Recuerdo que hace muchos años, soy viejuno, y lo sabes, querido diario, cuando trabajaba en un centro de Educación Especial, acuñé una frase: "Lo que ese niño consiga aprender contigo, no lo ha conseguido hacer nunca nadie antes". Puede sonar a boutade, a narcisismo en vena o a lo que se quiera, pero esas palabras resultan un resumen magnífico de nuestro trabajo. Se trata de hace crecer a los niños como personas, sin fijarse en si es rubio, moreno, alto, bajo, tiene una trisomía en el cromosoma 21 o padece una enfermedad sin diagnosticar. Da igual. Nuestra labor consiste en creer en que los niños pueden desarrollar una buena parte de sus capacidades para alcanzar la mayor autonomía posible, a veces muchísima, en la sociedad en la que viven. Y esa labor: dura cuando se trata de niños con problemas de conducta, monótona a veces, basada en pequeños avances en ocasiones, que mucha gente no ve o a la que no parecen interesar, es nuestra labor. No somos héroes, somos unos asalariados que hacemos esto lo mejor que podemos y sabemos y que, en ocasiones, podemos sentirnos orgullosos de creer en un modelo educativo y no en un modelo clínico.

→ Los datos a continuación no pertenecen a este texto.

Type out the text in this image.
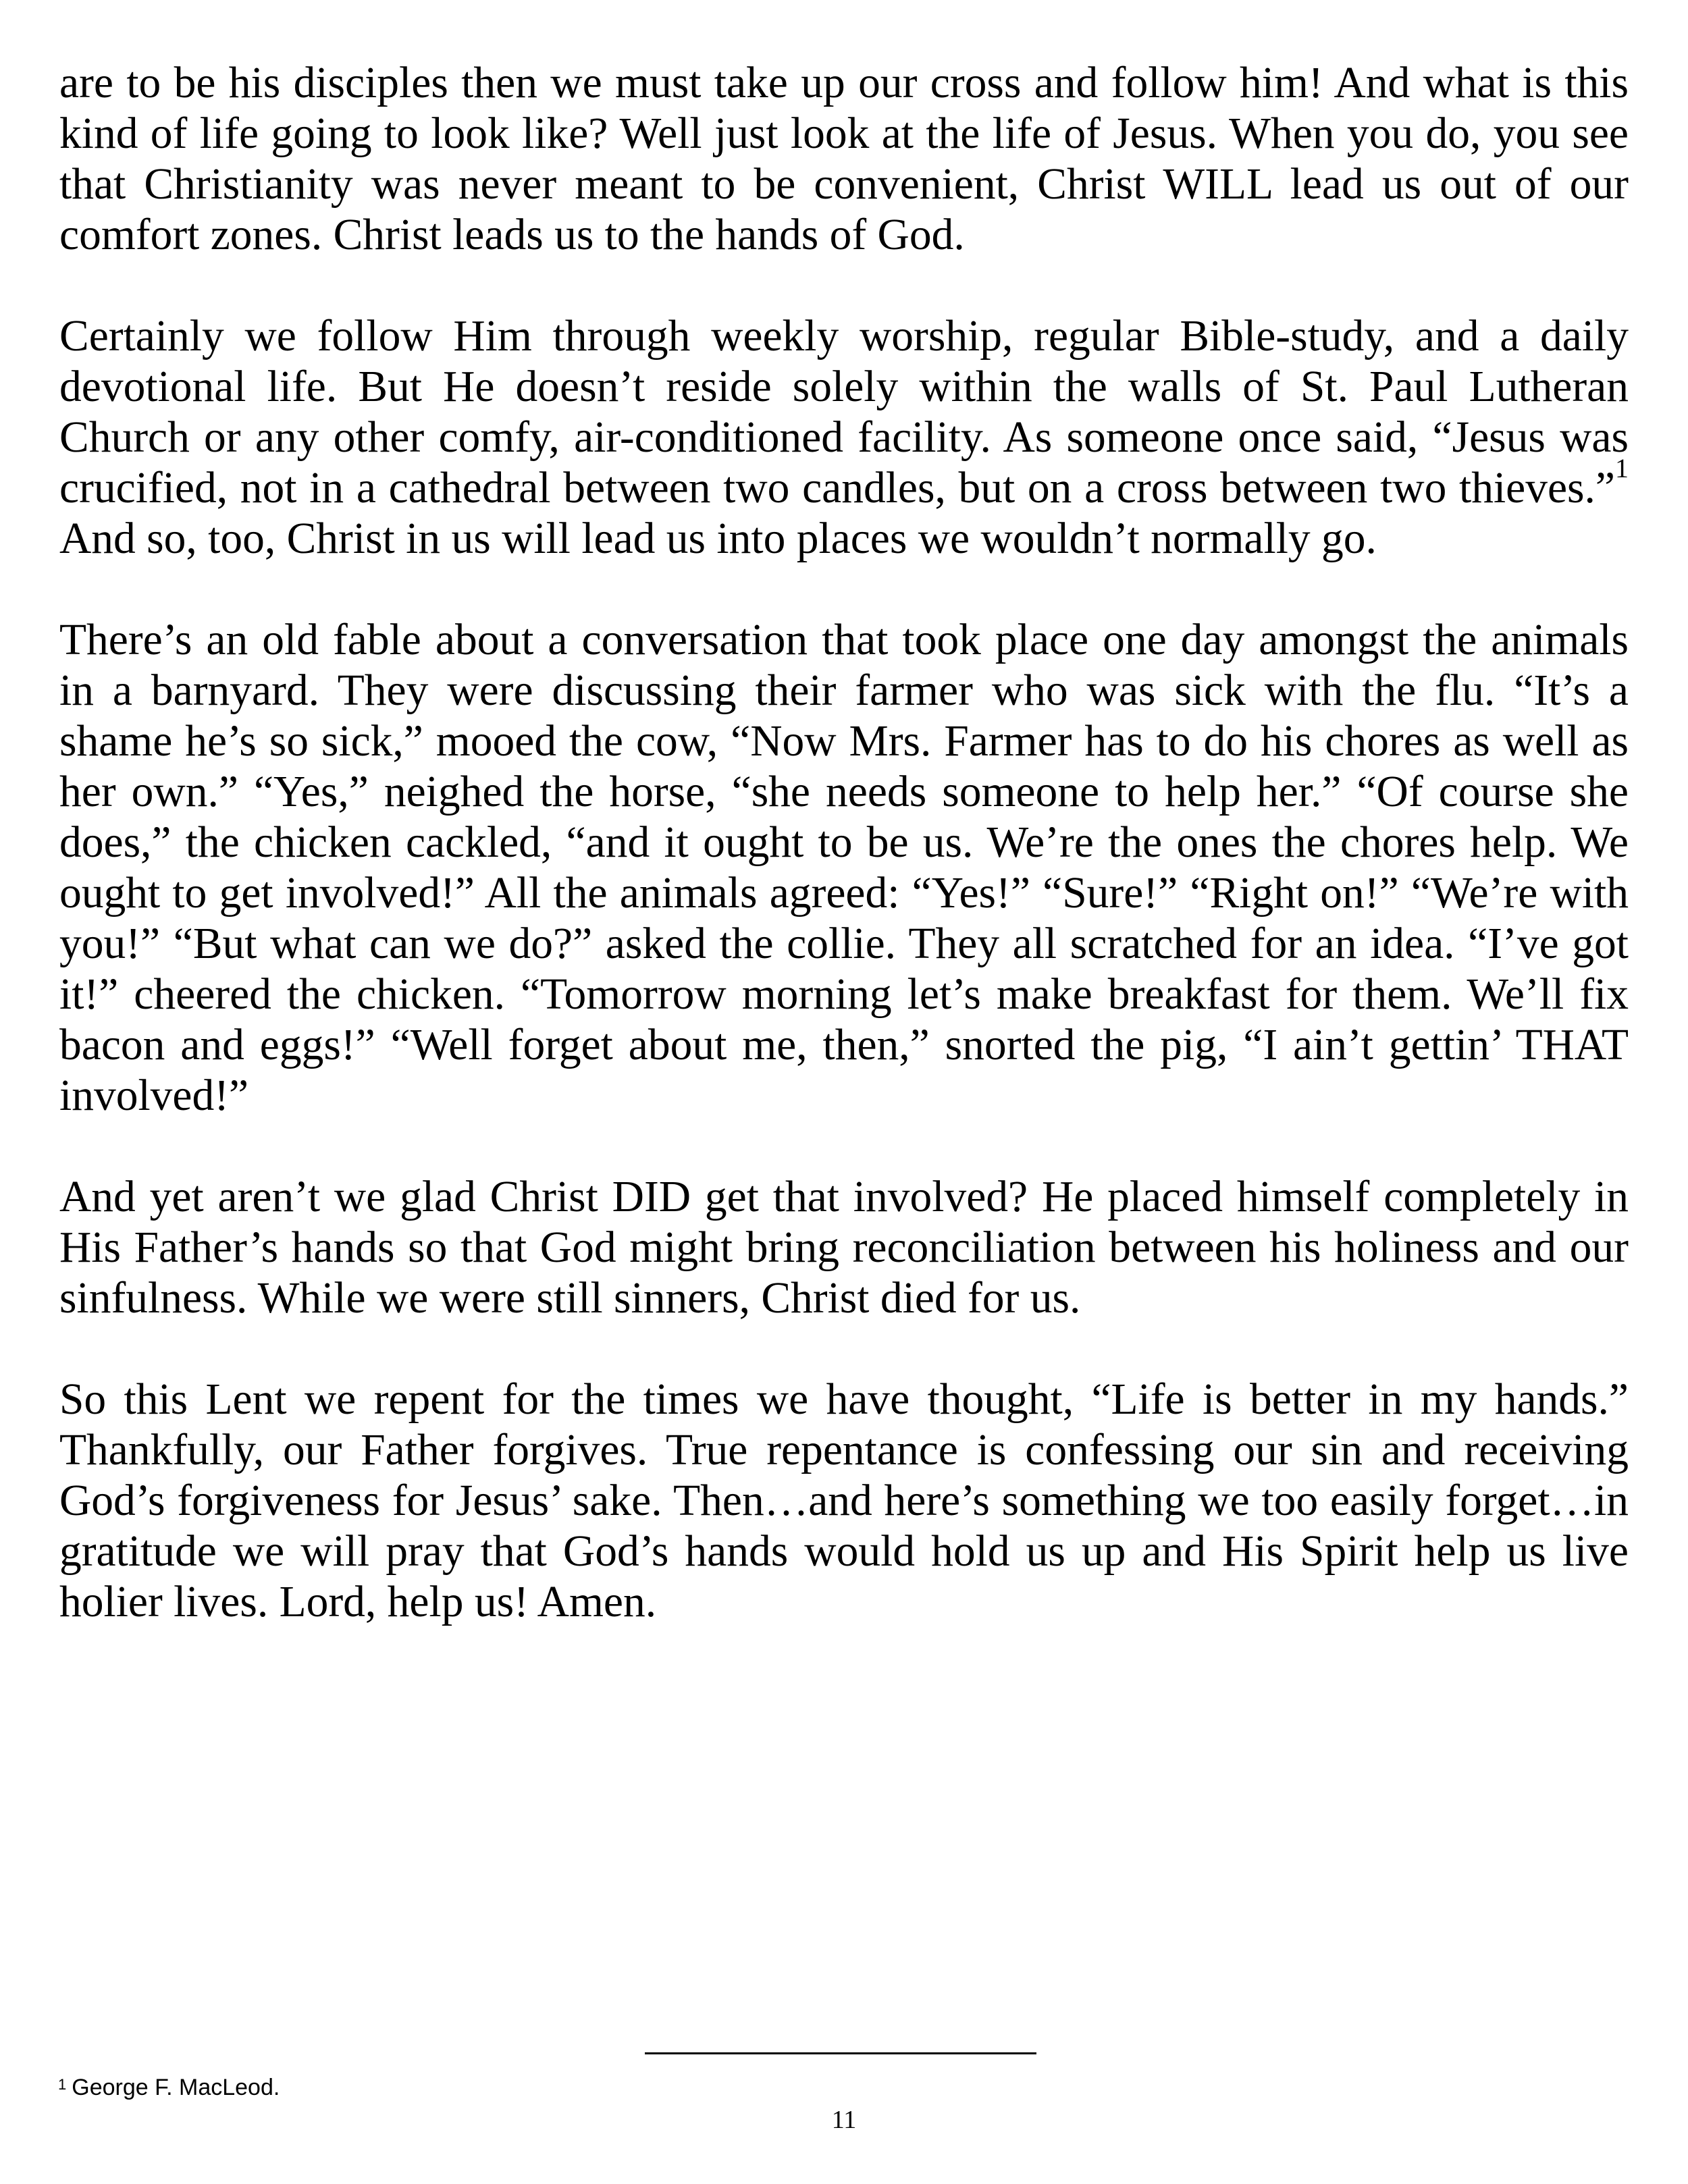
are to be his disciples then we must take up our cross and follow him! And what is this kind of life going to look like? Well just look at the life of Jesus. When you do, you see that Christianity was never meant to be convenient, Christ WILL lead us out of our comfort zones. Christ leads us to the hands of God.

Certainly we follow Him through weekly worship, regular Bible-study, and a daily devotional life. But He doesn’t reside solely within the walls of St. Paul Lutheran Church or any other comfy, air-conditioned facility. As someone once said, “Jesus was crucified, not in a cathedral between two candles, but on a cross between two thieves.”$^1$ And so, too, Christ in us will lead us into places we wouldn’t normally go.

There’s an old fable about a conversation that took place one day amongst the animals in a barnyard. They were discussing their farmer who was sick with the flu. “It’s a shame he’s so sick,” mooed the cow, “Now Mrs. Farmer has to do his chores as well as her own.” “Yes,” neighed the horse, “she needs someone to help her.” “Of course she does,” the chicken cackled, “and it ought to be us. We’re the ones the chores help. We ought to get involved!” All the animals agreed: “Yes!” “Sure!” “Right on!” “We’re with you!” “But what can we do?” asked the collie. They all scratched for an idea. “I’ve got it!” cheered the chicken. “Tomorrow morning let’s make breakfast for them. We’ll fix bacon and eggs!” “Well forget about me, then,” snorted the pig, “I ain’t gettin’ THAT involved!”

And yet aren’t we glad Christ DID get that involved? He placed himself completely in His Father’s hands so that God might bring reconciliation between his holiness and our sinfulness. While we were still sinners, Christ died for us.

So this Lent we repent for the times we have thought, “Life is better in my hands.” Thankfully, our Father forgives. True repentance is confessing our sin and receiving God’s forgiveness for Jesus’ sake. Then…and here’s something we too easily forget…in gratitude we will pray that God’s hands would hold us up and His Spirit help us live holier lives. Lord, help us! Amen.

$^1$ George F. MacLeod.
11
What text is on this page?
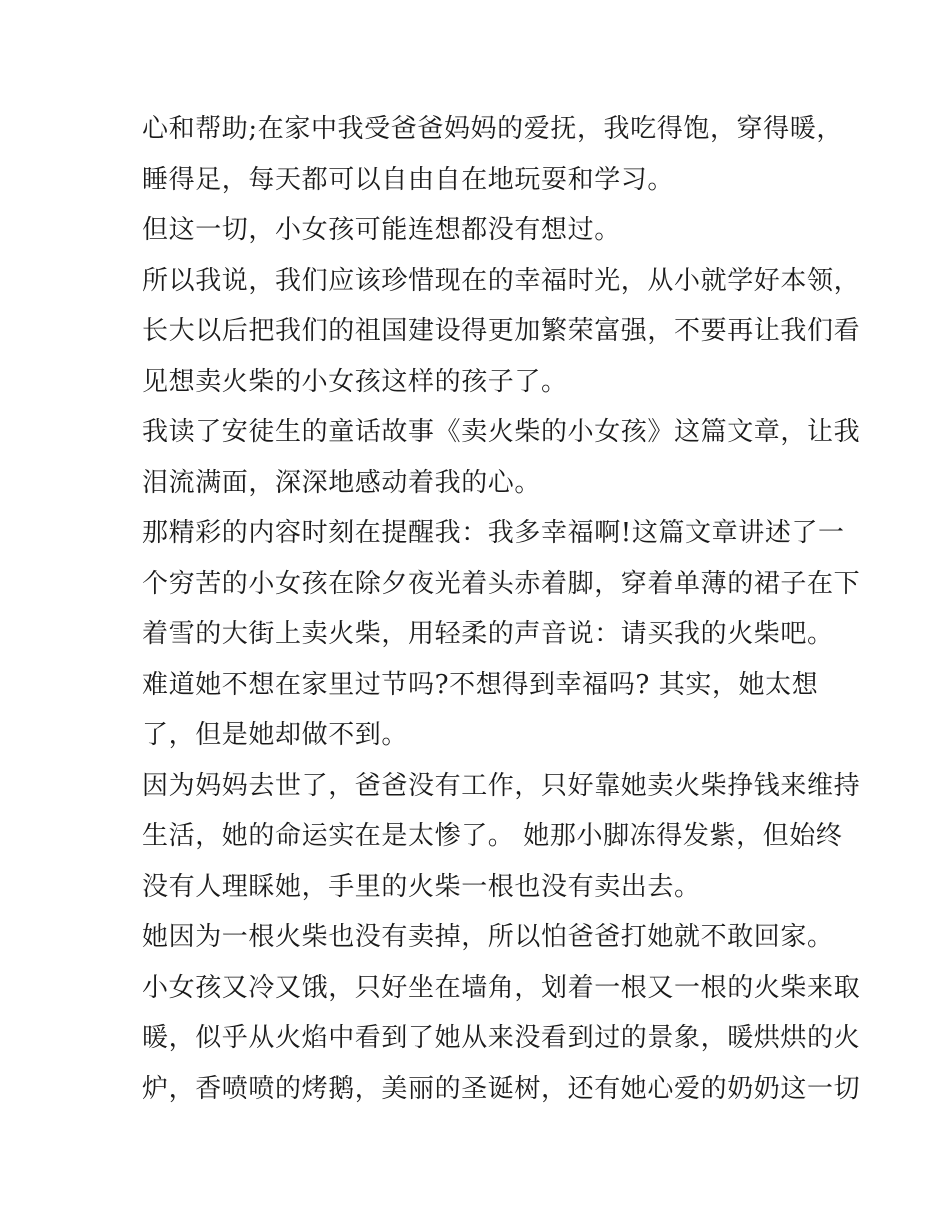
心和帮助;在家中我受爸爸妈妈的爱抚，我吃得饱，穿得暖，
睡得足，每天都可以自由自在地玩耍和学习。
但这一切，小女孩可能连想都没有想过。
所以我说，我们应该珍惜现在的幸福时光，从小就学好本领，
长大以后把我们的祖国建设得更加繁荣富强，不要再让我们看
见想卖火柴的小女孩这样的孩子了。
我读了安徒生的童话故事《卖火柴的小女孩》这篇文章，让我
泪流满面，深深地感动着我的心。
那精彩的内容时刻在提醒我：我多幸福啊!这篇文章讲述了一
个穷苦的小女孩在除夕夜光着头赤着脚，穿着单薄的裙子在下
着雪的大街上卖火柴，用轻柔的声音说：请买我的火柴吧。
难道她不想在家里过节吗?不想得到幸福吗? 其实，她太想
了，但是她却做不到。
因为妈妈去世了，爸爸没有工作，只好靠她卖火柴挣钱来维持
生活，她的命运实在是太惨了。 她那小脚冻得发紫，但始终
没有人理睬她，手里的火柴一根也没有卖出去。
她因为一根火柴也没有卖掉，所以怕爸爸打她就不敢回家。
小女孩又冷又饿，只好坐在墙角，划着一根又一根的火柴来取
暖，似乎从火焰中看到了她从来没看到过的景象，暖烘烘的火
炉，香喷喷的烤鹅，美丽的圣诞树，还有她心爱的奶奶这一切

Sabes, querido diario, cuando comencé a escribir hoy me sentía hastiado, cansado de vivir de manera cíclica las mismas cuestiones, pero, a medida que ido aporreando teclas y he ido enlazando párrafos, se me ha ido diluyendo esa sensación, esa desazón y me he vuelto a dar cuenta de que, con mis errores, este asunto que me da de comer merece la pena. Me viene a la mente la imagen de un crío con el que trabajo en la actualidad y la evolución del mismo y sí, esta historia merece la pena, aunque sólo fuera porque el primer nombre que dijo en su vida fue el mío y porque, a pesar de que queda mucho y muy duro, por hacer, me encanta que me sonría cada vez que me ve y me llame por mi nombre.